Tous les mois, elle revient, sans prévenir, sans invitation. Elle tord le ventre, bouleverse l’humeur, ruine les draps, et parfois, fait trembler les certitudes. Voici une lettre ouverte à cette colocataire envahissante qu’on m’a appris à cacher, à craindre, à haïr… en silence.
J’ai longtemps voulu t’écrire, mais je t’ai trop souvent gardée en silence. Et puis aujourd’hui, j’en ai marre de t’ignorer comme si tu n’existais pas. Tu es là, tu saignes, alors parlons.
J’ai grandi avec la conviction que tu étais sale. On m’a appris à te cacher, à glisser les serviettes hygiéniques dans la manche de mon pull pour aller aux toilettes, à chuchoter le mot « règles » comme on chuchote un péché.
On m’a dit que tu faisais de moi une femme. Comme si souffrir tous les mois était un rite de passage vers une féminité construite sur la douleur.

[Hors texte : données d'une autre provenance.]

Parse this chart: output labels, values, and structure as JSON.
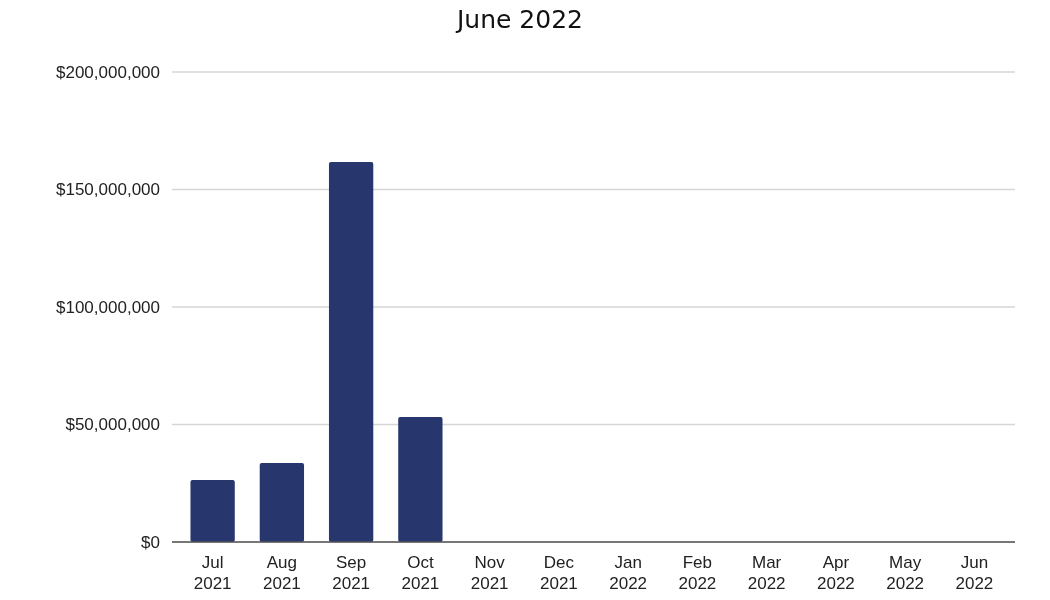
{
  "chart_data": {
    "type": "bar",
    "title": "June 2022",
    "categories": [
      "Jul 2021",
      "Aug 2021",
      "Sep 2021",
      "Oct 2021",
      "Nov 2021",
      "Dec 2021",
      "Jan 2022",
      "Feb 2022",
      "Mar 2022",
      "Apr 2022",
      "May 2022",
      "Jun 2022"
    ],
    "values": [
      26400000,
      33600000,
      161700000,
      53200000,
      0,
      0,
      0,
      0,
      0,
      0,
      0,
      0
    ],
    "color": "#27376e",
    "ylim": [
      0,
      200000000
    ],
    "yticks": [
      {
        "value": 0,
        "label": "$0"
      },
      {
        "value": 50000000,
        "label": "$50,000,000"
      },
      {
        "value": 100000000,
        "label": "$100,000,000"
      },
      {
        "value": 150000000,
        "label": "$150,000,000"
      },
      {
        "value": 200000000,
        "label": "$200,000,000"
      }
    ],
    "grid": "y"
  }
}
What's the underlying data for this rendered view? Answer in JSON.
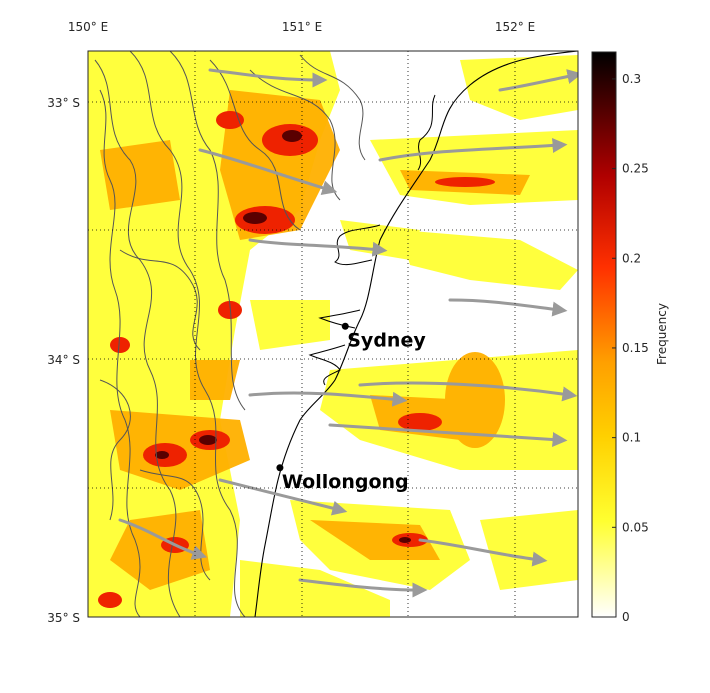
{
  "map": {
    "lon_ticks": [
      "150° E",
      "151° E",
      "152° E"
    ],
    "lat_ticks": [
      "33° S",
      "34° S",
      "35° S"
    ],
    "cities": [
      {
        "name": "Sydney",
        "lon": 151.21,
        "lat": -33.87
      },
      {
        "name": "Wollongong",
        "lon": 150.89,
        "lat": -34.42
      }
    ],
    "extent": {
      "lon_min": 149.95,
      "lon_max": 152.35,
      "lat_min": -35.0,
      "lat_max": -32.8
    },
    "colors": {
      "frequency_ramp": [
        "#ffffff",
        "#ffff00",
        "#ffa500",
        "#ff0000",
        "#000000"
      ],
      "streamline": "#9a9a9a",
      "topography": "#555555",
      "coast": "#000000"
    }
  },
  "colorbar": {
    "label": "Frequency",
    "tick_labels": [
      "0",
      "0.05",
      "0.1",
      "0.15",
      "0.2",
      "0.25",
      "0.3"
    ],
    "range": [
      0,
      0.315
    ]
  }
}
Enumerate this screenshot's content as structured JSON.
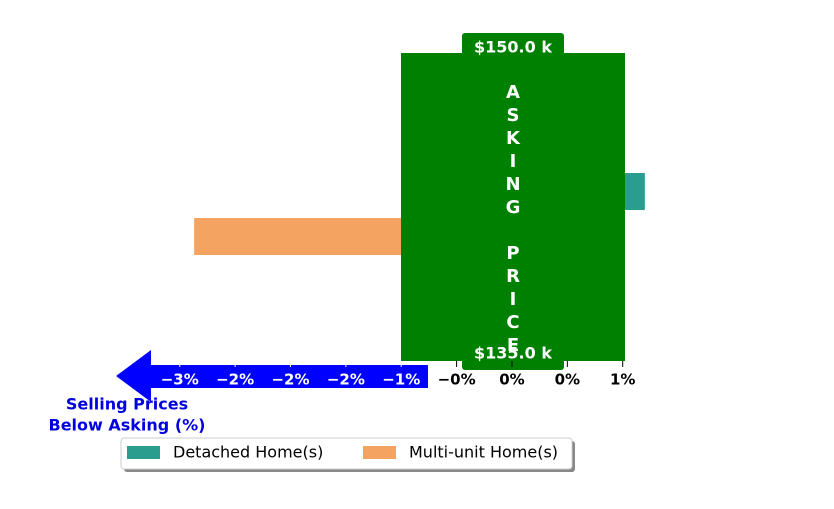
{
  "chart_data": {
    "type": "bar",
    "orientation": "horizontal",
    "series": [
      {
        "name": "Detached Home(s)",
        "color": "#2a9d8f",
        "values": [
          1.2
        ]
      },
      {
        "name": "Multi-unit Home(s)",
        "color": "#f4a460",
        "values": [
          -2.87
        ]
      }
    ],
    "xlim": [
      -3.6,
      1.4
    ],
    "xticks": [
      {
        "value": -3,
        "label": "−3%"
      },
      {
        "value": -2.5,
        "label": "−2%"
      },
      {
        "value": -2,
        "label": "−2%"
      },
      {
        "value": -1.5,
        "label": "−2%"
      },
      {
        "value": -1,
        "label": "−1%"
      },
      {
        "value": -0.5,
        "label": "−0%"
      },
      {
        "value": 0,
        "label": "0%"
      },
      {
        "value": 0.5,
        "label": "0%"
      },
      {
        "value": 1,
        "label": "1%"
      }
    ],
    "asking_label": "ASKING PRICE",
    "price_high": "$150.0 k",
    "price_low": "$135.0 k",
    "arrow_label": [
      "Selling Prices",
      "Below Asking (%)"
    ],
    "legend": "bottom"
  }
}
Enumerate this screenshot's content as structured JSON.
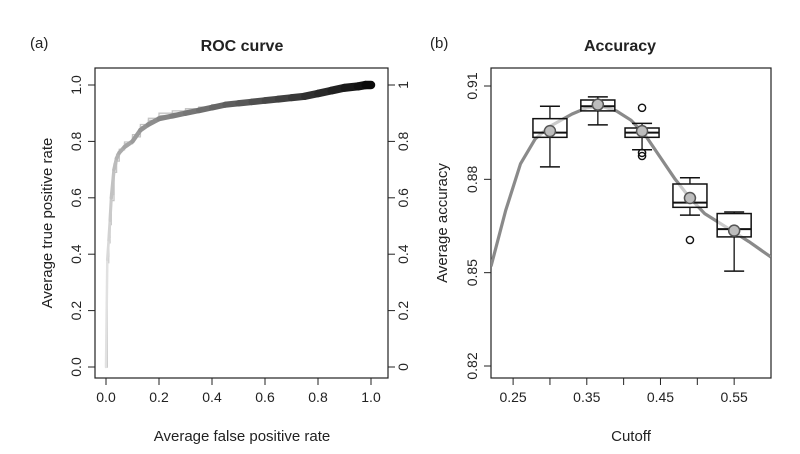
{
  "chart_data": [
    {
      "type": "line",
      "panel_label": "(a)",
      "title": "ROC curve",
      "xlabel": "Average false positive rate",
      "ylabel": "Average true positive rate",
      "xlim": [
        0,
        1
      ],
      "ylim": [
        0,
        1
      ],
      "xticks": [
        "0.0",
        "0.2",
        "0.4",
        "0.6",
        "0.8",
        "1.0"
      ],
      "yticks": [
        "0.0",
        "0.2",
        "0.4",
        "0.6",
        "0.8",
        "1.0"
      ],
      "colorbar": {
        "range": [
          0,
          1
        ],
        "ticks": [
          "0",
          "0.2",
          "0.4",
          "0.6",
          "0.8",
          "1"
        ]
      },
      "series": [
        {
          "name": "averaged ROC (threshold-colored)",
          "x": [
            0.0,
            0.005,
            0.01,
            0.015,
            0.02,
            0.03,
            0.04,
            0.05,
            0.07,
            0.1,
            0.13,
            0.16,
            0.2,
            0.25,
            0.3,
            0.35,
            0.4,
            0.45,
            0.5,
            0.55,
            0.6,
            0.65,
            0.7,
            0.75,
            0.8,
            0.85,
            0.9,
            0.95,
            0.98,
            1.0
          ],
          "y": [
            0.0,
            0.38,
            0.45,
            0.52,
            0.6,
            0.7,
            0.74,
            0.76,
            0.78,
            0.8,
            0.84,
            0.86,
            0.88,
            0.89,
            0.9,
            0.91,
            0.92,
            0.93,
            0.935,
            0.94,
            0.945,
            0.95,
            0.955,
            0.96,
            0.97,
            0.98,
            0.99,
            0.995,
            1.0,
            1.0
          ]
        }
      ]
    },
    {
      "type": "box",
      "panel_label": "(b)",
      "title": "Accuracy",
      "xlabel": "Cutoff",
      "ylabel": "Average accuracy",
      "xlim": [
        0.22,
        0.6
      ],
      "ylim": [
        0.82,
        0.91
      ],
      "xticks": [
        "0.25",
        "0.35",
        "0.45",
        "0.55"
      ],
      "yticks": [
        "0.82",
        "0.85",
        "0.88",
        "0.91"
      ],
      "boxes": [
        {
          "x": 0.3,
          "min": 0.884,
          "q1": 0.8935,
          "median": 0.895,
          "q3": 0.8995,
          "max": 0.9035,
          "mean": 0.8955,
          "outliers": []
        },
        {
          "x": 0.365,
          "min": 0.8975,
          "q1": 0.902,
          "median": 0.9035,
          "q3": 0.9055,
          "max": 0.9065,
          "mean": 0.904,
          "outliers": []
        },
        {
          "x": 0.425,
          "min": 0.8895,
          "q1": 0.8935,
          "median": 0.895,
          "q3": 0.8965,
          "max": 0.898,
          "mean": 0.8955,
          "outliers": [
            0.903,
            0.8885,
            0.8875
          ]
        },
        {
          "x": 0.49,
          "min": 0.8685,
          "q1": 0.871,
          "median": 0.8725,
          "q3": 0.8785,
          "max": 0.8805,
          "mean": 0.874,
          "outliers": [
            0.8605
          ]
        },
        {
          "x": 0.55,
          "min": 0.8505,
          "q1": 0.8615,
          "median": 0.864,
          "q3": 0.869,
          "max": 0.8695,
          "mean": 0.8635,
          "outliers": []
        }
      ],
      "series": [
        {
          "name": "mean accuracy curve",
          "x": [
            0.22,
            0.24,
            0.26,
            0.28,
            0.3,
            0.33,
            0.35,
            0.37,
            0.39,
            0.41,
            0.43,
            0.45,
            0.47,
            0.49,
            0.51,
            0.53,
            0.55,
            0.57,
            0.6
          ],
          "y": [
            0.852,
            0.87,
            0.885,
            0.893,
            0.897,
            0.901,
            0.903,
            0.9035,
            0.902,
            0.899,
            0.894,
            0.887,
            0.88,
            0.874,
            0.869,
            0.866,
            0.863,
            0.86,
            0.855
          ]
        }
      ]
    }
  ]
}
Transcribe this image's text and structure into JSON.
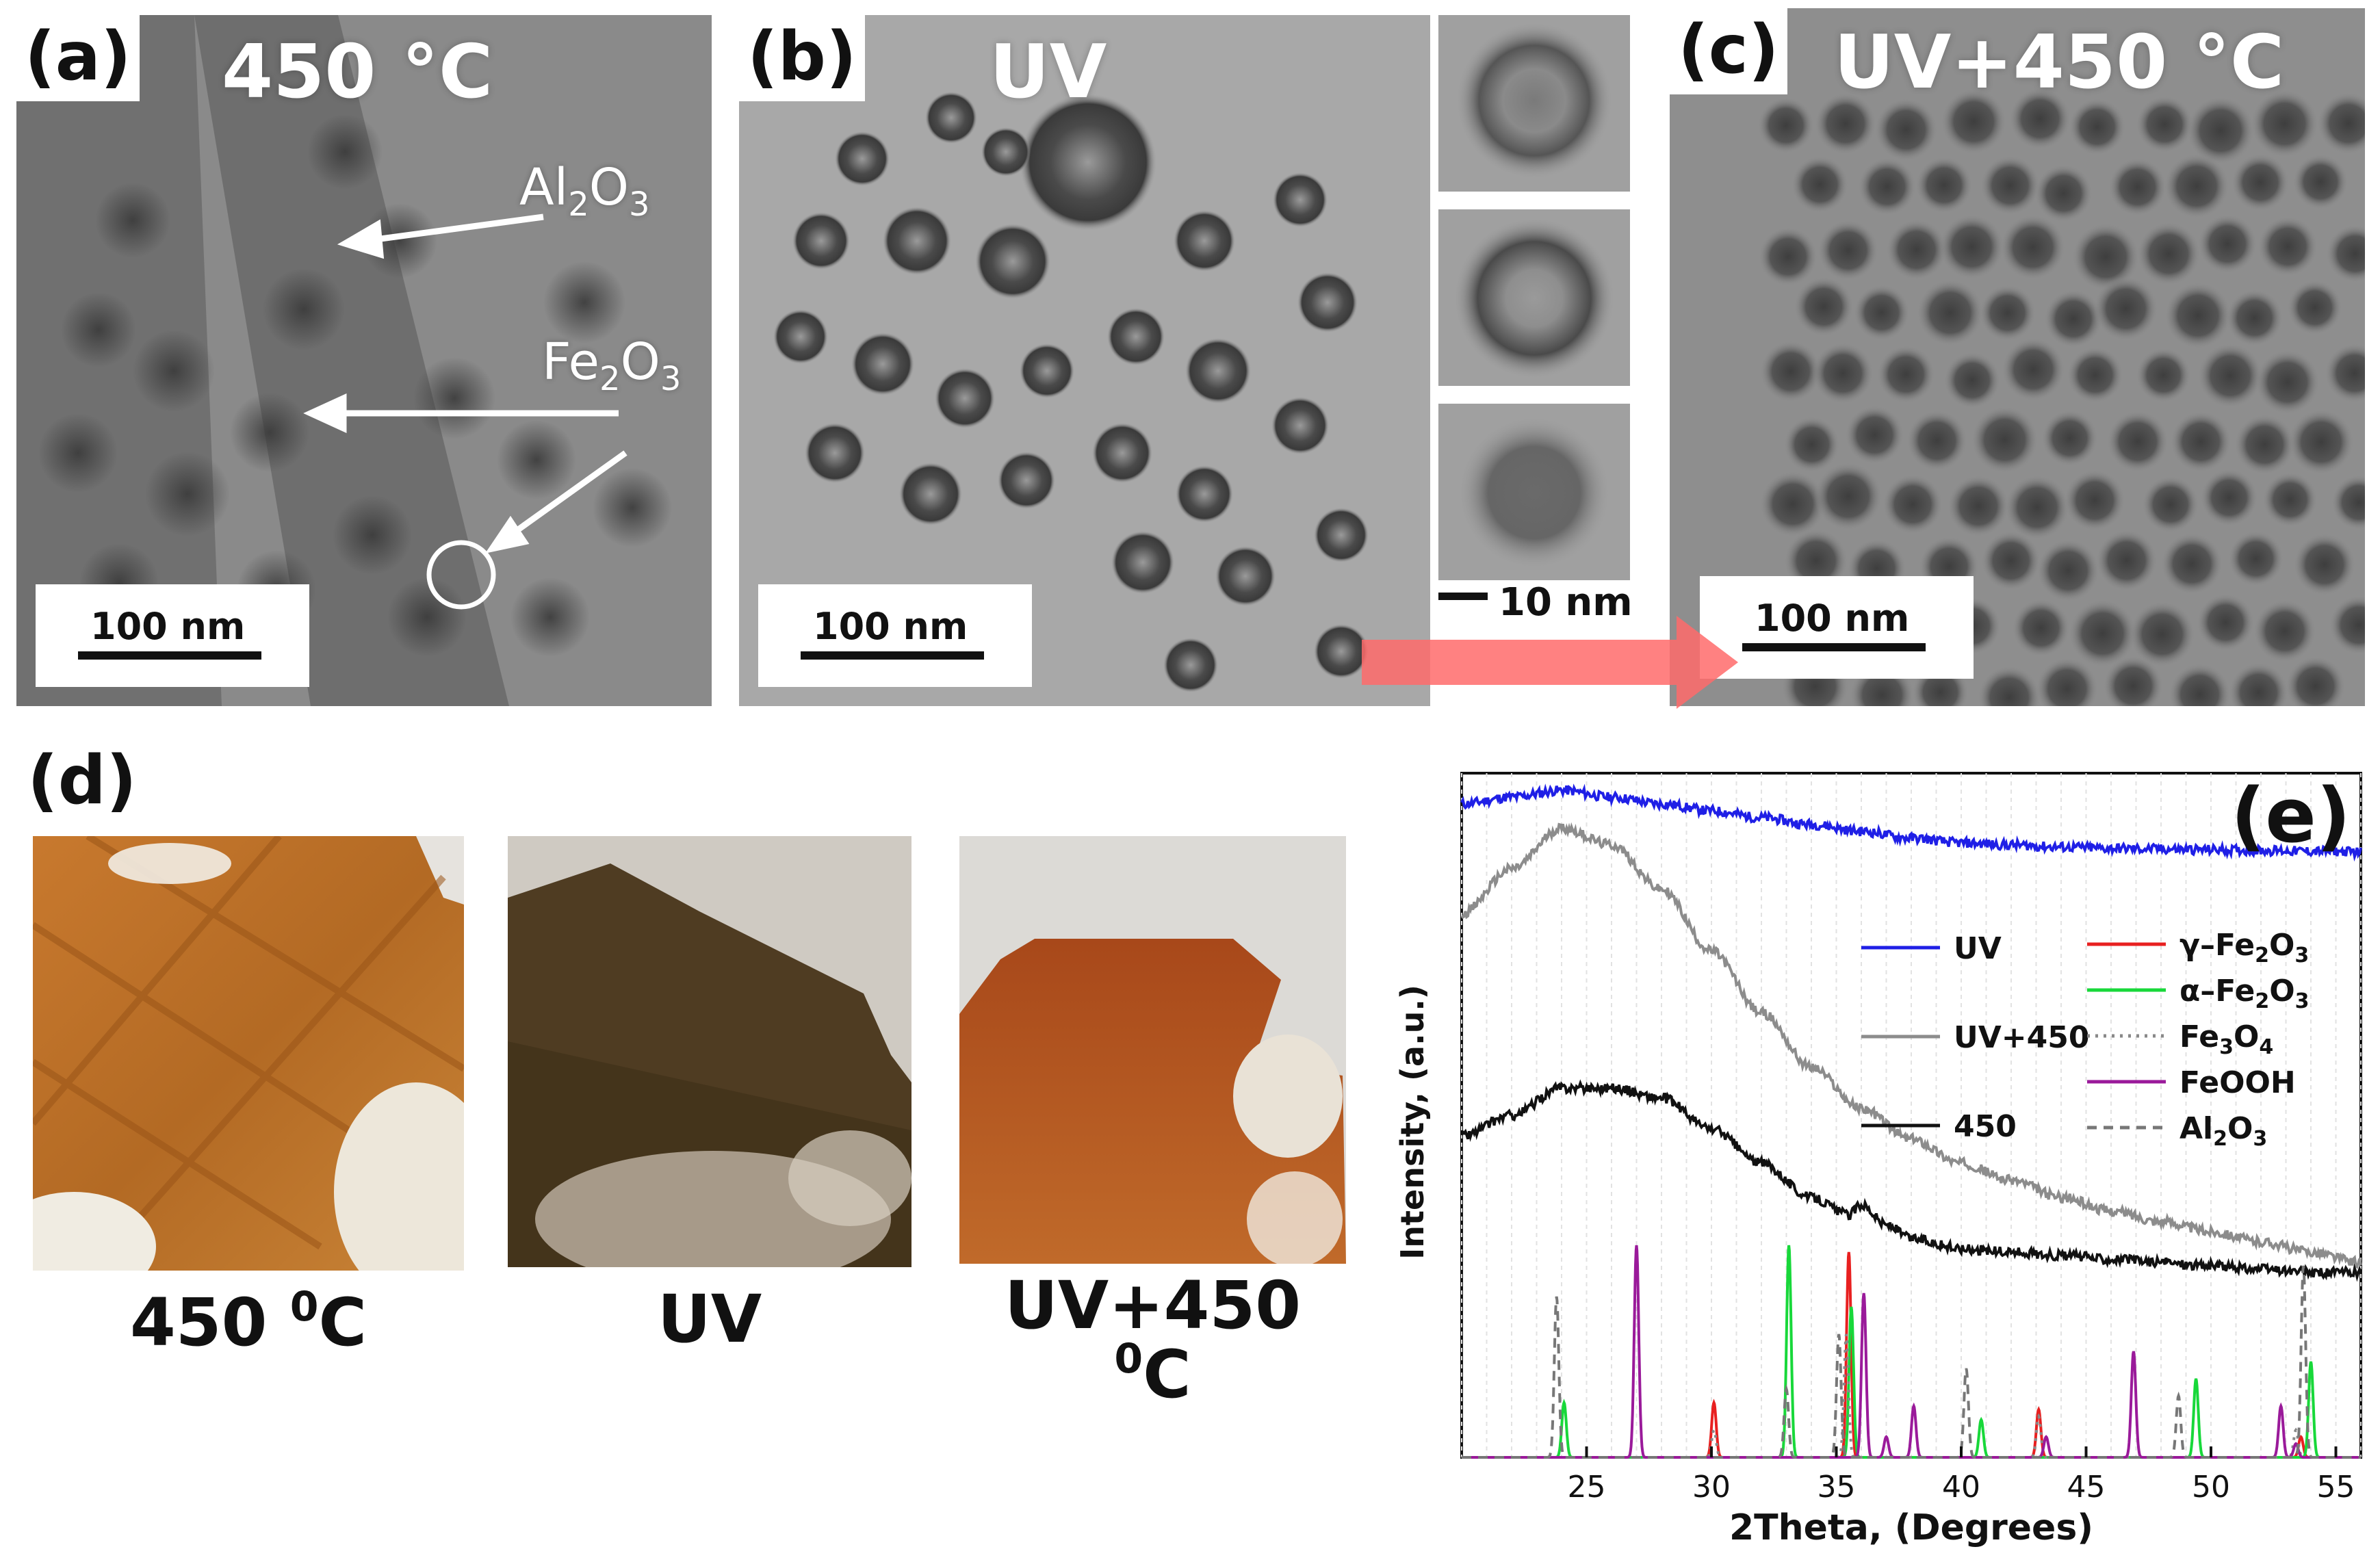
{
  "panels": {
    "a": {
      "label": "(a)",
      "condition": "450 °C",
      "scale": "100 nm",
      "annotations": [
        {
          "main": "Al",
          "sub1": "2",
          "mid": "O",
          "sub2": "3"
        },
        {
          "main": "Fe",
          "sub1": "2",
          "mid": "O",
          "sub2": "3"
        }
      ]
    },
    "b": {
      "label": "(b)",
      "condition": "UV",
      "scale": "100 nm",
      "inset_scale": "10 nm"
    },
    "c": {
      "label": "(c)",
      "condition": "UV+450 °C",
      "scale": "100 nm"
    },
    "d": {
      "label": "(d)",
      "captions": [
        {
          "text": "450 ",
          "sup": "0",
          "unit": "C"
        },
        {
          "text": "UV",
          "sup": "",
          "unit": ""
        },
        {
          "text": "UV+450 ",
          "sup": "0",
          "unit": "C"
        }
      ]
    },
    "e": {
      "label": "(e)"
    }
  },
  "colors": {
    "uv": "#1f1fe6",
    "uv450": "#8c8c8c",
    "t450": "#111111",
    "gamma": "#e82020",
    "alpha": "#18d83a",
    "fe3o4": "#888888",
    "feooh": "#9a1a9a",
    "al2o3": "#777777",
    "arrow": "#ff6b6b"
  },
  "chart_data": {
    "type": "line",
    "xlabel": "2Theta, (Degrees)",
    "ylabel": "Intensity, (a.u.)",
    "xlim": [
      20,
      56
    ],
    "xticks": [
      25,
      30,
      35,
      40,
      45,
      50,
      55
    ],
    "ylim": [
      0,
      100
    ],
    "legend": [
      {
        "name": "UV",
        "style": "solid",
        "color": "#1f1fe6"
      },
      {
        "name": "UV+450",
        "style": "solid",
        "color": "#8c8c8c"
      },
      {
        "name": "450",
        "style": "solid",
        "color": "#111111"
      },
      {
        "name": "γ–Fe2O3",
        "base": "γ–Fe",
        "s1": "2",
        "m": "O",
        "s2": "3",
        "style": "solid",
        "color": "#e82020"
      },
      {
        "name": "α–Fe2O3",
        "base": "α–Fe",
        "s1": "2",
        "m": "O",
        "s2": "3",
        "style": "solid",
        "color": "#18d83a"
      },
      {
        "name": "Fe3O4",
        "base": "Fe",
        "s1": "3",
        "m": "O",
        "s2": "4",
        "style": "dotted",
        "color": "#888888"
      },
      {
        "name": "FeOOH",
        "base": "FeOOH",
        "s1": "",
        "m": "",
        "s2": "",
        "style": "solid",
        "color": "#9a1a9a"
      },
      {
        "name": "Al2O3",
        "base": "Al",
        "s1": "2",
        "m": "O",
        "s2": "3",
        "style": "dashed",
        "color": "#777777"
      }
    ],
    "series": [
      {
        "name": "UV",
        "x": [
          20,
          22,
          24,
          26,
          28,
          30,
          32,
          34,
          36,
          38,
          40,
          42,
          44,
          46,
          48,
          50,
          52,
          54,
          56
        ],
        "y": [
          95.5,
          96.5,
          97.5,
          96.5,
          95.5,
          94.5,
          93.5,
          92.5,
          91.5,
          90.5,
          89.8,
          89.5,
          89.2,
          89.0,
          88.9,
          88.8,
          88.7,
          88.6,
          88.5
        ]
      },
      {
        "name": "UV+450",
        "x": [
          20,
          22,
          24,
          26,
          28,
          30,
          32,
          34,
          36,
          38,
          40,
          42,
          44,
          46,
          48,
          50,
          52,
          54,
          56
        ],
        "y": [
          79.5,
          86,
          92,
          89.5,
          83,
          74,
          65,
          57,
          51,
          46.5,
          43,
          40.5,
          38,
          36,
          34.5,
          33,
          31.5,
          30,
          28.5
        ]
      },
      {
        "name": "450",
        "x": [
          20,
          22,
          24,
          26,
          28,
          30,
          32,
          34,
          35.5,
          36,
          37,
          38,
          40,
          42,
          44,
          46,
          48,
          50,
          52,
          54,
          56
        ],
        "y": [
          47,
          50,
          54,
          54,
          52.5,
          48,
          43,
          38,
          35.5,
          37,
          34,
          32,
          30.5,
          30,
          29.5,
          29,
          28.5,
          28,
          27.5,
          27,
          27
        ]
      }
    ],
    "reference_peaks": [
      {
        "phase": "γ–Fe2O3",
        "peaks": [
          [
            30.1,
            8
          ],
          [
            35.5,
            30
          ],
          [
            43.1,
            7
          ],
          [
            53.6,
            3
          ]
        ]
      },
      {
        "phase": "α–Fe2O3",
        "peaks": [
          [
            24.1,
            8
          ],
          [
            33.1,
            31
          ],
          [
            35.6,
            22
          ],
          [
            40.8,
            5.5
          ],
          [
            49.4,
            11.5
          ],
          [
            54.0,
            14
          ]
        ]
      },
      {
        "phase": "Fe3O4",
        "peaks": [
          [
            30.1,
            4
          ],
          [
            35.4,
            18
          ],
          [
            43.1,
            6
          ],
          [
            53.4,
            4
          ]
        ]
      },
      {
        "phase": "FeOOH",
        "peaks": [
          [
            27.0,
            31
          ],
          [
            36.1,
            24
          ],
          [
            37.0,
            3
          ],
          [
            38.1,
            7.5
          ],
          [
            43.4,
            3
          ],
          [
            46.9,
            15.5
          ],
          [
            52.8,
            7.5
          ],
          [
            53.4,
            2
          ]
        ]
      },
      {
        "phase": "Al2O3",
        "peaks": [
          [
            23.8,
            23.5
          ],
          [
            33.0,
            10
          ],
          [
            35.1,
            18
          ],
          [
            40.2,
            13
          ],
          [
            48.7,
            9
          ],
          [
            53.7,
            28
          ]
        ]
      }
    ]
  }
}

Et pourtant, j’ai appris à te redouter. À me demander si tu viendrais trop tôt, ou trop tard. À te maudire quand tu arrivais le jour d’un rendez-vous important. À t’accueillir avec un soupir de soulagement quand j’avais peur d’être enceinte.
Aujourd’hui, j’aimerais qu’on parle autrement.
Toi et moi, on se connaît depuis longtemps maintenant. Et franchement ? Je suis fatiguée. Pas seulement de toi, mais de tout ce que tu représentes.
Parce que tu n’es pas juste une affaire de ventre qui se tord. Tu es politique. Tu es culturelle. Tu es économique. Tu es un tabou qu’on porte à bout de corps.
Tu coûtes cher, tu fais rater des journées d’école à des millions de filles, tu es la raison pour laquelle certaines d’entre nous se sentent inférieures, souillées, indésirables.
Tu es ce sang qu’on maquille de bleu dans les pubs, comme si le rouge était une insulte.
Je suis d’ailleurs fatiguée de devoir te justifier.
Fatiguée qu’on me dise que je suis « trop sensible » quand tu ravages mes entrailles.
Fatiguée de devoir me lever et sourire alors que j’ai envie de pleurer, de m’allonger, de hurler.
Fatiguée qu’on me reproche mon humeur quand tu me tords de douleur.
Fatiguée de devoir « gérer ».
Je veux pouvoir dire que j’ai mes règles sans que la pièce ne devienne soudain gênée.
Je veux que les petites filles apprennent que ce n’est pas une honte mais une force. Une force créatrice.
Tu es le sang de la vie, tu es la preuve que ce corps est capable de miracles, même quand il n’en veut pas.
Mais je veux aussi qu’on dise que tu fais mal. Qu’on ne doit pas normaliser la douleur. Qu’il n’est pas normal de s’écrouler, de pleurer, de perdre connaissance à cause de toi.
Je veux qu’on arrête de minimiser l’endométriose, les syndromes prémenstruels, les migraines hormonales.
Je veux que les protections périodiques soient gratuites, écologiques, accessibles.
Je veux qu’on arrête de me dire que je dois faire comme si tu n’existais pas. Parce que tu existes, tous les mois, parfois en hurlant.
Je veux qu’on m’écoute. Et qu’on nous écoute, nous toutes.